Similar to most river ecosystems under intense anthropogenic activities receiving a substantial amount of nutrients, CO₂ fluxes demonstrated obvious positive correlations with the pCO₂ values in Tianjin (n = 57, p < 0.01). In general, CO₂ emissions from river ecosystems were mainly dominated by pCO₂ levels at the air–water interface and gas transfer velocity [4,5,14]. As shown above, variations in averaged CO₂ fluxes in river waters were higher in sewage waters and urban rivers while lower in lakes and rural rivers, illustrating the stronger effects of carbon/nitrogen concentrations on CO₂ emissions in this study. CO₂ fluxes from other river waters (rural rivers, urban rivers, and lakes) around the world are exhibited in

Table 3. Fluxes of CO₂ in other rivers/lakes.

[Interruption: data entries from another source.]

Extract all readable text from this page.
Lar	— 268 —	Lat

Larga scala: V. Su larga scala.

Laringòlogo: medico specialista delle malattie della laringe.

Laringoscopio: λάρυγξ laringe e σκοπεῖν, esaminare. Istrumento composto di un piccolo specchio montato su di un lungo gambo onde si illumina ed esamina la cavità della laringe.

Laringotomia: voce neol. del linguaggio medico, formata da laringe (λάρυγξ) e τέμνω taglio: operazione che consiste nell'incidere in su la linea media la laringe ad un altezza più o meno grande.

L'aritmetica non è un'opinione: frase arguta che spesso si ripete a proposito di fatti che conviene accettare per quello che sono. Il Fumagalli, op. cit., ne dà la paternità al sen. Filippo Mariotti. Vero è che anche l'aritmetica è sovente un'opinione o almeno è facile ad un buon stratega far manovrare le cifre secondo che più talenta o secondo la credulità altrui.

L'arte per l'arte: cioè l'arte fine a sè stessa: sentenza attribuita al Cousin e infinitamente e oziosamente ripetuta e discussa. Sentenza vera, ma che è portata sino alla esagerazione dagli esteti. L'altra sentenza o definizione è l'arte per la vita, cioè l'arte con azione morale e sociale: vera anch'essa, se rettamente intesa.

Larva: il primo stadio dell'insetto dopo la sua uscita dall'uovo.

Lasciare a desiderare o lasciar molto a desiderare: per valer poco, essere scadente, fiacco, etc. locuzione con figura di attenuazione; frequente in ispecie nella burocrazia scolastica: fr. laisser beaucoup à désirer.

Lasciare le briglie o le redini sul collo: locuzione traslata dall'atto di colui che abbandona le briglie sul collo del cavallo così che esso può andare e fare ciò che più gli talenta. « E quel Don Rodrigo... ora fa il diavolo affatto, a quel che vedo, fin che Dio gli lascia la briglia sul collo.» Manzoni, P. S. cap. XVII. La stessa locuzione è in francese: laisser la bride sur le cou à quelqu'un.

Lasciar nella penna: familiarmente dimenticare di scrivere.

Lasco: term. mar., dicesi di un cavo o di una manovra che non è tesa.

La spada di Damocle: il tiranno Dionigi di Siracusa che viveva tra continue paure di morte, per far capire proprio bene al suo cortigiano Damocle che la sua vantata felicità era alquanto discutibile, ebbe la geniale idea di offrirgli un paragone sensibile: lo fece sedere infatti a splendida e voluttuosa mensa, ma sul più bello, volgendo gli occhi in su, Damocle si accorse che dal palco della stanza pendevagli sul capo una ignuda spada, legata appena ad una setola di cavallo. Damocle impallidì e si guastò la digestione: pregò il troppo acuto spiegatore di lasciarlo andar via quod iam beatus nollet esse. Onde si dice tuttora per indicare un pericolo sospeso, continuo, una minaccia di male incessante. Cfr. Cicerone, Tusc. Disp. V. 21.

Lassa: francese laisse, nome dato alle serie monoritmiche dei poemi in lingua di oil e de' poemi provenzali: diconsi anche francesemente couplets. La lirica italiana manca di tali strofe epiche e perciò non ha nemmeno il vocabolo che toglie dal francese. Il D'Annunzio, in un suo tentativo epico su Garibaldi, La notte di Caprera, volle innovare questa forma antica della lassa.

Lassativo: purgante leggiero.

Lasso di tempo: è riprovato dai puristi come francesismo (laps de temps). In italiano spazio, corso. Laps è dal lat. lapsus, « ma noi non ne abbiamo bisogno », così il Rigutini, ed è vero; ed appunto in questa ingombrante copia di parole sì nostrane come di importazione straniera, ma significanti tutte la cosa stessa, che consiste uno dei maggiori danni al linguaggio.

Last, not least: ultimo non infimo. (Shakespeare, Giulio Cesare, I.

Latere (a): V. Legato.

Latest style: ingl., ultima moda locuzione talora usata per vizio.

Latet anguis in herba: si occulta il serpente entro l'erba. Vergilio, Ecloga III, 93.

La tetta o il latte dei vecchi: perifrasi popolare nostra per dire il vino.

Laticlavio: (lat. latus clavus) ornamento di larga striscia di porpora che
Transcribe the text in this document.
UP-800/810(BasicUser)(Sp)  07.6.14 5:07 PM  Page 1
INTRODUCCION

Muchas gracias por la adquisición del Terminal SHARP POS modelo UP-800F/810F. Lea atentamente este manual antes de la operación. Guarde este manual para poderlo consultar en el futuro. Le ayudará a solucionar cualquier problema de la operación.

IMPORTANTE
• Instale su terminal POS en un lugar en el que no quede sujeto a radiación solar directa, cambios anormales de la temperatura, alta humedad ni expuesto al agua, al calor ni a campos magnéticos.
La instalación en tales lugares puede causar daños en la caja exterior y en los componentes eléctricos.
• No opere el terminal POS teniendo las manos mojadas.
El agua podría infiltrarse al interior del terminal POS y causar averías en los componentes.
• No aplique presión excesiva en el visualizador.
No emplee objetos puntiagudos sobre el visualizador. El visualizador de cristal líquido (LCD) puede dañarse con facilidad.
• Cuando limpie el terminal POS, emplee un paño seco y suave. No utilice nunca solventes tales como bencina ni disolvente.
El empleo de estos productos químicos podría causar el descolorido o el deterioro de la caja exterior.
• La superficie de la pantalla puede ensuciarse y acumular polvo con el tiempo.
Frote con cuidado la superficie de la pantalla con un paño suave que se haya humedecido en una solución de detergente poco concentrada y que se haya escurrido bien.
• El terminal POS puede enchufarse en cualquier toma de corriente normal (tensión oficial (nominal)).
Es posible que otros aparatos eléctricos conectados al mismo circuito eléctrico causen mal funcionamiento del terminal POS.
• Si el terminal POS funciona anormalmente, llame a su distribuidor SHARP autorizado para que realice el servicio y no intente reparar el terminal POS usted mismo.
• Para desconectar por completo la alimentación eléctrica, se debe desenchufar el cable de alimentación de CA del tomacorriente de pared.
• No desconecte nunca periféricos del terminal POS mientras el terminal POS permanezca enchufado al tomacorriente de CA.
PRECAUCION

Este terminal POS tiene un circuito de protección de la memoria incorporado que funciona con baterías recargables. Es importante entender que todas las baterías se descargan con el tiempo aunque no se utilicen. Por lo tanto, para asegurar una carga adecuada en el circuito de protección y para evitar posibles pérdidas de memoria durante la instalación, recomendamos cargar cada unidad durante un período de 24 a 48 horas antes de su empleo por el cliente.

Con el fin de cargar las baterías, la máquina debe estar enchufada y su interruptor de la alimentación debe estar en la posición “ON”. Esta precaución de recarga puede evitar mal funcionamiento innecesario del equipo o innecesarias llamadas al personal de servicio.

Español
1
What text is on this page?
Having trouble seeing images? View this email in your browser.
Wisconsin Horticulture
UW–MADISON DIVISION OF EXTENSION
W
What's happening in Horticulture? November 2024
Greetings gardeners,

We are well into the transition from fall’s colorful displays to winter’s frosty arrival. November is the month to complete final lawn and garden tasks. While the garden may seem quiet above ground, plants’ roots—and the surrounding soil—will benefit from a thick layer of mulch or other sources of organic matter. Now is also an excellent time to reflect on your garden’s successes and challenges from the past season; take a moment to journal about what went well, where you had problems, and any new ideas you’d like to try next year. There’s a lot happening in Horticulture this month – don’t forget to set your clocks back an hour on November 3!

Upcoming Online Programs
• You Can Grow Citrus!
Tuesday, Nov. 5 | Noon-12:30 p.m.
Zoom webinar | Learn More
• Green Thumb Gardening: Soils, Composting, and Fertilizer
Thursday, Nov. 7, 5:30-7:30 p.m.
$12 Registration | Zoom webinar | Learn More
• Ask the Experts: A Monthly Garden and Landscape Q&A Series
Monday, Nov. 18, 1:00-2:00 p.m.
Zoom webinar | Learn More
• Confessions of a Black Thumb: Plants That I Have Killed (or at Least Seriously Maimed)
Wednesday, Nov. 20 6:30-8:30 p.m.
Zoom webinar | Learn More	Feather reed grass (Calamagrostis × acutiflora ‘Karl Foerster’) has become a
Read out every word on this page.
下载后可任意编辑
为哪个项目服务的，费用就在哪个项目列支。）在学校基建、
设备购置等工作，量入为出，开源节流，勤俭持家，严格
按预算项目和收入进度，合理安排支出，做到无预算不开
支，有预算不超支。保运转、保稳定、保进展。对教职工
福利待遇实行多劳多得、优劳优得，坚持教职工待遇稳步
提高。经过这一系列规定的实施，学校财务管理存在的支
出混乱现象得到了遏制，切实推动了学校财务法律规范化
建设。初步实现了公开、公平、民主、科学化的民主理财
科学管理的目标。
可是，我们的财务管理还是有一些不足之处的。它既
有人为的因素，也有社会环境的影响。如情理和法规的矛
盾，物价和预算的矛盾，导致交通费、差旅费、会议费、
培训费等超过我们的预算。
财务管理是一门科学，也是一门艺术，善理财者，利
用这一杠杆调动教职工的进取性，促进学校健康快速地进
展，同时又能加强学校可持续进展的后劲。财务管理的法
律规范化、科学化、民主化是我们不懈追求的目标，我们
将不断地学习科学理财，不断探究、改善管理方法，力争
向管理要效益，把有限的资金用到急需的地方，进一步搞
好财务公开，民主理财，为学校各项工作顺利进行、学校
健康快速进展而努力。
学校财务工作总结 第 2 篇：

	Name	Location	CO2 Fluxes (mmol·m−2·d−1)	References
Urban rivers	Jacarepagua Lagoon Complex	Southeastern Brazil	22~48	[21]
	Hou River	China	403 ± 204	[25]
	Red River	Vietnam	503 ± 16.9	[46]
	Hooghly River	India	2.64~12.00	[11]
	Tianjin river network	China	77.95 ± 102.30	This study
Rural rivers	Nome Creek	Alaska	5.21 ± 3.94	[48]
	Ob River	Western Siberia	–1.67~745	[47]
	Wujiang River	China	176~239.7	[9]
	Chaoyang River	China	116 ± 88	[25]
	Tianjin River network	China	35.33 ± 46.94	This study
Lakes	Jacarepagua Lagoon	Southeastern Brazil	4.27~18.99	[21]
	Eastmain Reservoir	Canada	53.4~158.6	[49]
	Dongfeng Lake	China	13.4	[9]
	Tianjin River network	China	7.75 ± 22.42	This study

. CO₂ fluxes in urban rivers in Tianjin were estimated to be marginally lower than those in highly polluted eutrophic rivers [25,46], while significantly higher than those in other rural rivers [9,25,47]. CO₂ fluxes in sewage waters exhibited extremely high levels compared with those of natural rivers. The annual CO₂ fluxes were estimated to be 1.08 × 10¹³ mmol (i.e., 1.08 × 10^–4 Pg C) according to the water area of the Tianjin River network (with 884 km²) [22], which was a major source of atmospheric CO₂. Despite the fact that projected values of CO₂ emissions in this study were lower than global CO₂ emissions from river ecosystems (1.80 Pg C·yr⁻¹ from rivers and 0.32 Pg C·yr⁻¹ from lakes) [5,6], the vast water area around the world should be given more consideration when considering the effects of CO₂ emissions from water.

5. Conclusions

The study revealed the impacts of urbanization and nitrogen pollution on CO₂ emissions and production in river networks in Tianjin. Increasing sewage effluent and pollutant discharge in river ecosystems dramatically altered the environmental conditions, potentially triggering biochemical processes and CO₂ production. The spatial distributions of CO₂ emissions presented obvious differences mainly attributed to the complexity of sources of sewage-draining waters altering biological processes in river waters. Urban rivers and sewage waters exhibited higher pCO₂ and CO₂ fluxes than rural rivers and lakes, which might be dominated by the enhanced biochemical processes of respiration with higher carbon/nitrogen concentrations. Sampling sites with unsaturated pCO₂ levels in lakes and urban rivers were mainly controlled by photosynthesis and organic degradation. The correlations between pCO₂ and organic carbon/nitrogen demonstrated that nutrient accumulation stimulated microbial activities, and the reception of wastewaters could enhance pCO₂ levels. We highlighted the correlations between pCO₂ and carbon/nitrogen species in a regional river network and provided a theoretical basis for water management when considering CO₂ emissions under dramatic anthropogenic activities.